Méduse
Sur le plan humain et sociologique, chaque jour à Happy Time apporte son lot de découvertes. La dernière en date, c'est Méduse.
J'étais à mon poste depuis une petite heure, à me faire chier comme c'est pas possible, à ranger et réorganiser tout le magasin et tout remettre dans l'état initial quand elle est arrivée.
Chouette, je me suis dit, elle a des chips à la main, alors avec un peu de chance elle va se goinfrer et pas faire chier, et avec beaucoup de chance elle va m'en offrir.
Et en posant ses affaires, Méduse a entamé la conversation. Pas un bonjour, non, elle va directement au coeur du problème, et avec une voix entre Courtney Love et Fran Drescher, la classe et le glamour en moins, elle a attaqué :
C'est là que j'ai compris que moi aussi j'aurais sûrement été mieux si en effet elle avait eu la bonne idée de ne pas venir.

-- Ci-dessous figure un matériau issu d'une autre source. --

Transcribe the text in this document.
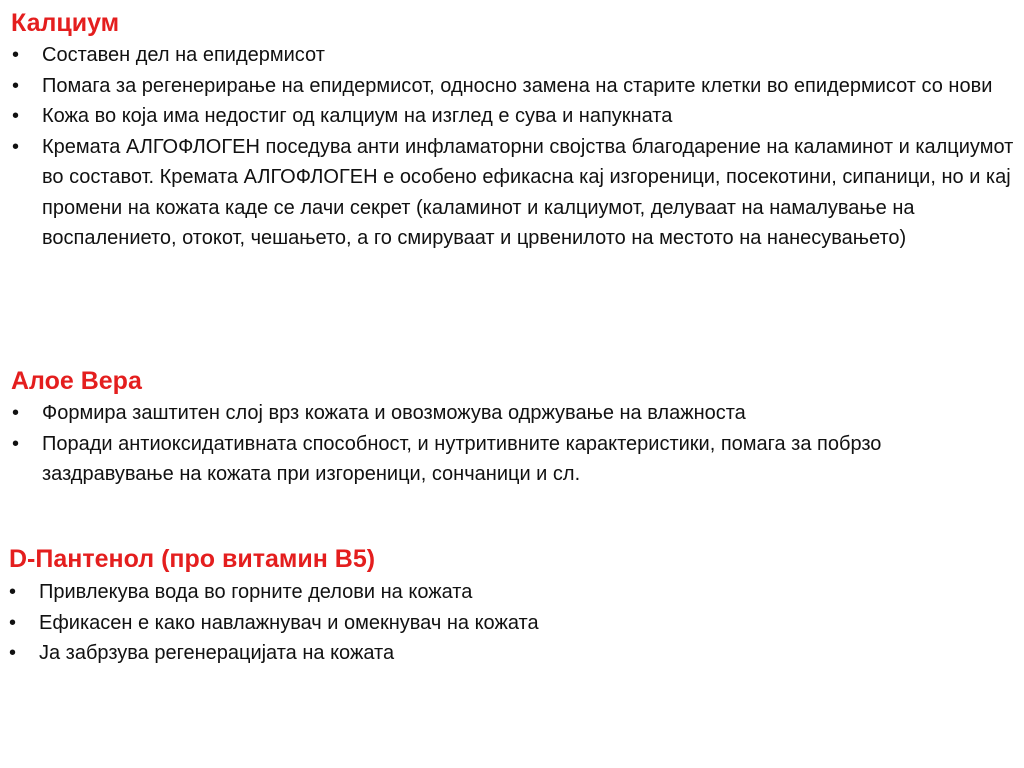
Калциум
• Составен дел на епидермисот
• Помага за регенерирање на епидермисот, односно замена на старите клетки во епидермисот со нови
• Кожа во која има недостиг од калциум на изглед е сува и напукната
• Кремата АЛГОФЛОГЕН поседува анти инфламаторни својства благодарение на каламинот и калциумот во составот. Кремата АЛГОФЛОГЕН е особено ефикасна кај изгореници, посекотини, сипаници, но и кај промени на кожата каде се лачи секрет (каламинот и калциумот, делуваат на намалување на воспалението, отокот, чешањето, а го смируваат и црвенилото на местото на нанесувањето)
Алое Вера
• Формира заштитен слој врз кожата и овозможува одржување на влажноста
• Поради антиоксидативната способност, и нутритивните карактеристики, помага за побрзо заздравување на кожата при изгореници, сончаници и сл.
D-Пантенол (про витамин B5)
• Привлекува вода во горните делови на кожата
• Ефикасен е како навлажнувач и омекнувач на кожата
• Ја забрзува регенерацијата на кожата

Je me dis que la journée va être loooongue, si je la laisse me parler, alors, en bénissant l'inventeur de la chaise à roulettes, je me tourne à son opposé.
No eye contact et tout ira bien.
Là où je n'ai pas de bol, c'est que Méduse a plein d'amis dans ce coin, et à chaque fois que quelqu'un passe, elle repart de plus belle avec sa voix de crécelle égosillée, fait chier, elle a la crève, elle voulait pas venir, merde, et hier soir elle a mangé tard... Tout le monde compatit, mais personne ne reste à proximité.
Comme il n'y a personne et qu'elle a compris que pour la conversation, fallait pas trop compter sur moi, elle finit par se calmer.
Quand arrive l'heure de son déjeuner, elle se lève et se prépare. Le mouvement me fait tourner la tête, pour voir ce qu'il se passe. Là, je vois Méduse debout, dans un geste plein de grâce et de féminité écarter les jambes et se gratter vigoureusement la chatte.
Ahhhhhhh, cha fait du bien, ché bon, hein Méduse ?
Du coup, toute la journée, je me suis promené dans Happy Time. Et à chaque fois que je croisais ma chef par hasard, je lui demandais si je ne pouvais pas changer de poste. Comme il n'y avait personne là où j'étais, peut-être qu'on avait besoin de moi ailleurs, hein, s'il te plaît Délivrance, dis oui dis oui dis oui !
Et c'est dingue le nombre de fois qu'on peut croiser quelqu'un par hasard, quand on va dans son bureau !
A chaque fois que je revenais à ma place, elle m'énervait un peu plus, à se plaindre qu'il y a trop de boulot, et pas assez de clients, et que les horaires sont mal faits, et que c'est pas juste que le rayon Hommes de Happy Time devienne plus important que le rayon Femmes, et que ceci, et que cela, tout ça ponctué d'élégants jurons.
On atteint le pire au moment où elle me force à prendre le numéro d'un collègue moche qui passait par là.
- Euuuuh... Ah.... Oui, mais j'ai pas de papier, c'est con la vie...
- Roooh, mais si, tiens, prends une facture ! (Avec un grand sourire, toute fière de sa bonne action).
Finalement, après qu'elle a eu la bonne idée de raconter à Délivrance que merde elle avait pas envie de v'nir c'matin, fait chier, elle a eu pitié de moi et m'a envoyé finir la journée sous d'autres cieux plus cléments.
Procellus, ou les collègues c'est vraiment de la merde.